The singing by the ten Choral Scholars of Jesus College, two each singing one of the five parts, demanded the highest quality of musicianship and produced a unity of voice and consistency of pitch of a remarkable quality. No voice expresses human sorrow more plaintively than the voices of male altos, almost made for keening, and Tallis uses this quality in the lamentations.

The music was especially poignant as we were aware of the gathering of an army on the borders of Ukraine that very night. Humans and their societies can be very compassionate but also change and turn violently upon one another, apparently powered by hatred, by mythic ideologies or mere desire for gain and plunder.

The music brought to mind other recent struggles between humans, whether the destruction of Europe during the second world war, the more recent erroneous attack on Iraq by the US and UK and the dreadfully vicious civil war in Syria which was consequential. We thought too of the terrible, but now mostly forgotten war between Iraq and Iran (1980-1988) and the current invasion of Yemen by its neighbours, which has reduced an already poor country of feisty people to destitution, starvation and disease.

As the first verse of the Tallis text says “How desolate lies the city that was once thronged with people.” We humans have made much progress in science and technology but the making and keeping of the peace between large groups, especially between states, has so far eluded us.
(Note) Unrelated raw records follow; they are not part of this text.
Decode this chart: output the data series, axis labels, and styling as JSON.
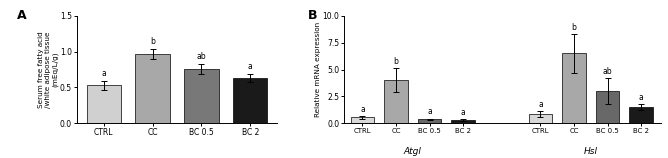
{
  "panel_A": {
    "categories": [
      "CTRL",
      "CC",
      "BC 0.5",
      "BC 2"
    ],
    "values": [
      0.53,
      0.97,
      0.76,
      0.63
    ],
    "errors": [
      0.06,
      0.07,
      0.07,
      0.06
    ],
    "letters": [
      "a",
      "b",
      "ab",
      "a"
    ],
    "colors": [
      "#d0d0d0",
      "#a8a8a8",
      "#787878",
      "#1a1a1a"
    ],
    "ylabel": "Serum free fatty acid\n/white adipose tissue\n(mEq/L/g)",
    "ylim": [
      0,
      1.5
    ],
    "yticks": [
      0.0,
      0.5,
      1.0,
      1.5
    ]
  },
  "panel_B": {
    "categories": [
      "CTRL",
      "CC",
      "BC 0.5",
      "BC 2"
    ],
    "values_atgl": [
      0.55,
      4.0,
      0.35,
      0.28
    ],
    "errors_atgl": [
      0.12,
      1.1,
      0.09,
      0.07
    ],
    "letters_atgl": [
      "a",
      "b",
      "a",
      "a"
    ],
    "values_hsl": [
      0.85,
      6.5,
      3.0,
      1.5
    ],
    "errors_hsl": [
      0.25,
      1.8,
      1.2,
      0.3
    ],
    "letters_hsl": [
      "a",
      "b",
      "ab",
      "a"
    ],
    "colors": [
      "#d8d8d8",
      "#a8a8a8",
      "#686868",
      "#1a1a1a"
    ],
    "ylabel": "Relative mRNA expression",
    "ylim": [
      0,
      10.0
    ],
    "yticks": [
      0.0,
      2.5,
      5.0,
      7.5,
      10.0
    ],
    "group_labels": [
      "Atgl",
      "Hsl"
    ]
  }
}
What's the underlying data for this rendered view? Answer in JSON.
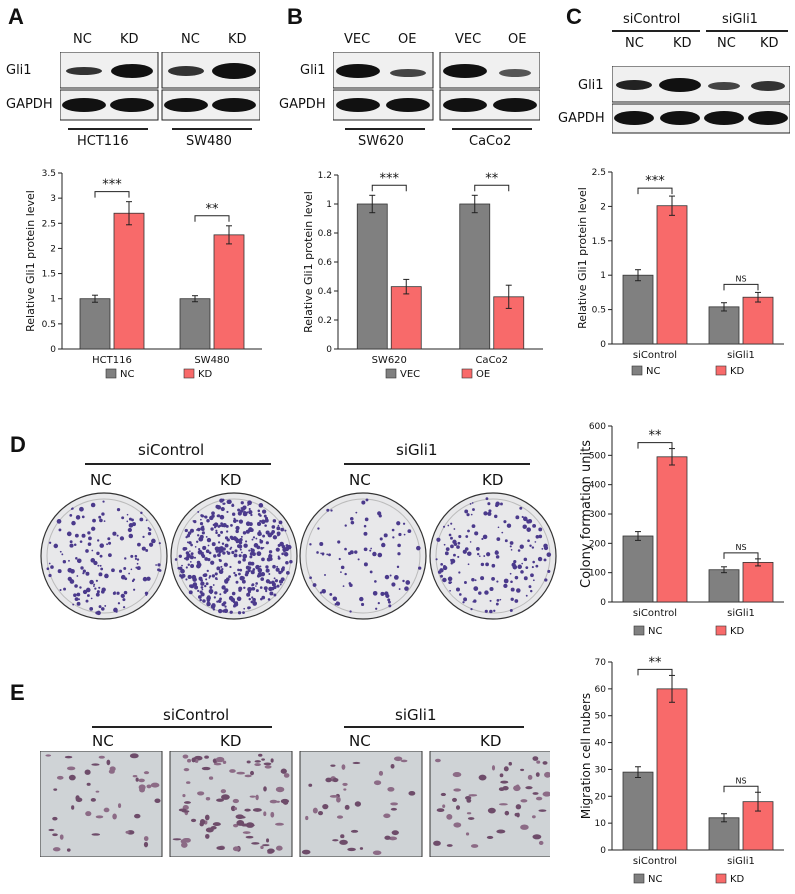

Compline too is a set of prayers for the day and the coming night which requests protection from danger:

“Preserve us O Lord, while waking and guard us while sleeping, that awake we may watch with Christ and asleep we may rest in Peace.”

Paul and Josephine.

Completed: Lent, 17 February 2022.

A food queue amongst the devastation of the Yarmouk Refugee Camp in Syria in 2014. Unattributed UNWRA hand-out (composite?)